Stifel CEO: Recruiting Headcount Doesn’t Tell the Real Story
Stifel Financial Corp. added a net 43 advisors in the 12 months ending March 31—including ten in this year’s first quarter—but Chief Executive Ron Kruszewski said on Tuesday morning that new advisor hires are a deficient metric.
Net new production is a more important number, and the brokerage industry should consider reporting it, he said on a first-quarter earnings call after the St. Louis-based firm reported a 13.3% decline in net income from the year-earlier quarter despite record revenue in its wealth management division.
“We’re looking at how we can, among midsized peers, be a leader in providing that kind of information,” Kruszewski said, before proceeding to gloss the firm’s recruiting essentials.
Stifel hired brokers in the first quarter who were generating $31-$32 million combined at their former firms while losing those it would have liked to retain who were producing about $2 million, he said. Brokers who retired or left the wealth management industry during the first quarter were producing about $7 million, but most of that revenue went to other Stifel advisers who inherited them as part of the firm’s SunSet program.
Stifel ended the first quarter with 2,160 brokers—99 of whom are independent contractors—and the firm’s “pipeline of high-quality” recruits and prospects in the current quarter is strong, Kruszewski said when asked about the traditional metric.
The company’s Stifel, Nicolaus brokerage unit has hired 24 advisors in April, John Pierce, head of private client group recruiting, said in an email. Their average production is $952,000 on $161 million of customer assets.
The early spring recruiting production average compares favorably with regional competitors such as Ameriprise, whose average advisor in the first three months of 2019 generated $628,000 on an annualized basis.
They also approach the $1.3 million average produced by UBS AG’s more than 6,000 U.S. brokers last quarter and the $1.1 million generated by Morgan Stanley’s almost 16,000 brokers, according to those company’s first-quarter reports.

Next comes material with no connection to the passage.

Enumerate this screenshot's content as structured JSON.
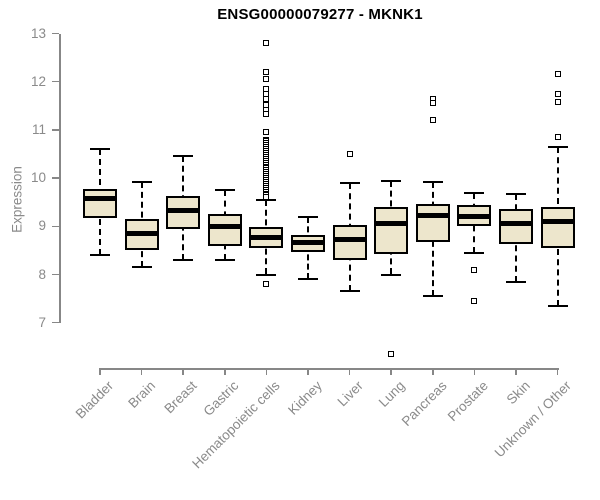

Stifel does not break out average production numbers for its existing advisors nor report revenue for the private client group sector of its global wealth business.
First-quarter net revenue at ts global wealth unit, which includes its bank and trust businesses, rose 0.3% from a year earlier to a record $510.6 million, driven by a 23% jump in net interest income on the company’s drive to sweep customer cash from certificates of deposit and money-market accounts into its bank accounts.
Just over one-third of Stifel Global Wealth Management’s $299.99 billion of client assets as of March 31 were in fee-based accounts. That’s below totals at wirehouse competitors of 40%-45%, based on first-quarter earnings results.
Fee-based assets in the wealth division’s private client group rose .9%, or $1.3 billion, during the quarter to $148.1 billion, but were down 7.3% from a year earlier.